Yort: It's not looking like i'll be getting an x-box 360 this week.
Me: I didn't know you planned on getting one.
Yort: you never listen anymore.
Me: I thought it was just console lust.
Yort: i'm going to mother's.
Me: take that damn dog with you.
Yort: it's your damn dog.
Me: Hey, I didn't ASK for a dog for Christmas.
Yort: you hinted around hard enough.
Me: Yeah, learn the difference between a German Shepherd and a Pekingese, you stupid bitch.
I don't know why it happens. It just does.
Some other miscellaneous crap while I think of something to post:
1. How ridiculous are those hubcaps that keep spinning after the car stops? I saw a set of those again on the way home. Every time I see them, I want to stop their glittery rotation using the driver's face. Damn, those things annoy me.
2. Speaking of bad ideas, I wished I had my camera with me yesterday. I stopped at the store on the way home, and when I came out there was a giant, 4x4 purple hearse parked next to me. My car was dwarfed by this thing. I have no idea why someone would put actual time and money into doing this. It boggles my mind. It looked exactly like this except it was bright purple.
3. I sent an e-mail to my brother the genius scientist.

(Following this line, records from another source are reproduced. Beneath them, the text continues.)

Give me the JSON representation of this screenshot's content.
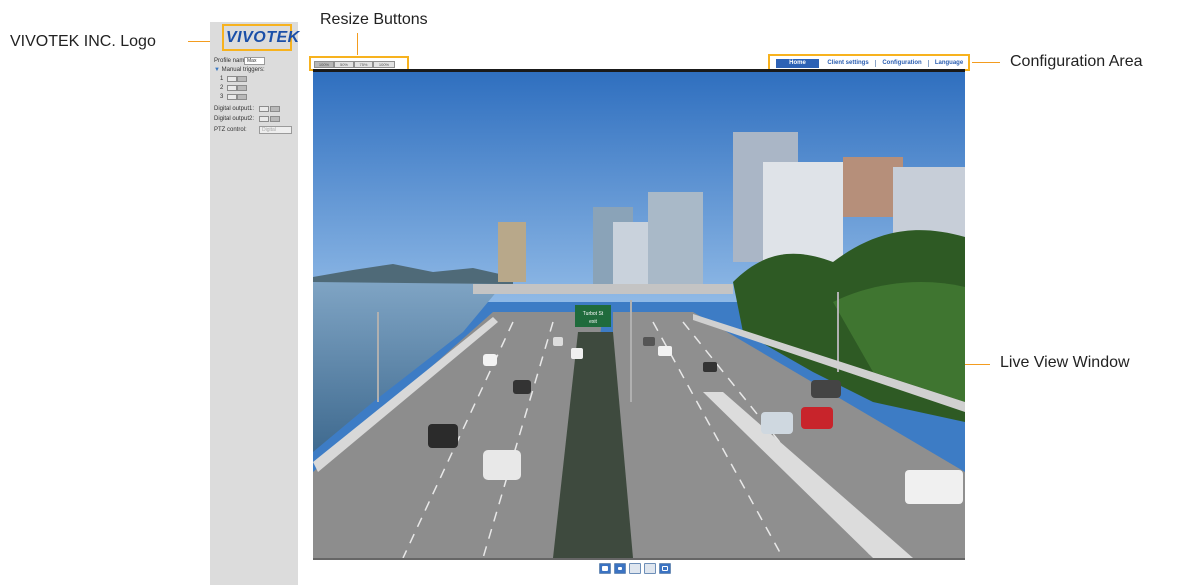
{
  "annotations": {
    "logo": "VIVOTEK INC. Logo",
    "resize": "Resize Buttons",
    "config": "Configuration Area",
    "live": "Live View Window"
  },
  "logo_text": "VIVOTEK",
  "controls": {
    "profile_label": "Profile name:",
    "profile_value": "Max",
    "manual_triggers_label": "Manual triggers:",
    "triggers": [
      "1",
      "2",
      "3"
    ],
    "digital_output1_label": "Digital output1:",
    "digital_output2_label": "Digital output2:",
    "ptz_label": "PTZ control:",
    "ptz_value": "Digital"
  },
  "resize_buttons": [
    "100%",
    "50%",
    "75%",
    "100%"
  ],
  "nav": {
    "home": "Home",
    "client_settings": "Client settings",
    "configuration": "Configuration",
    "language": "Language"
  },
  "scene": {
    "sign_line1": "Turbot St",
    "sign_line2": "exit"
  },
  "toolbar_icons": [
    "camera-icon",
    "stop-icon",
    "blank-icon",
    "blank-icon",
    "fullscreen-icon"
  ],
  "colors": {
    "highlight": "#f7b21e",
    "nav_active": "#2d62b5",
    "logo": "#1a4fa8"
  }
}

He got a new job and is moving to Boston, but I thought his last day was the 5th. Apparently not, because I got this auto-reply:
I am no longer with Bristol-Myers Squibb. I enjoyed my time here greatly, and hope you will all keep in contact. I have gone to Boston to pursue RNA interference therapies with Alnylam.
I'm not exactly sure what that means, but I think it may have something to do with a warrior-prince and some sort of epic quest.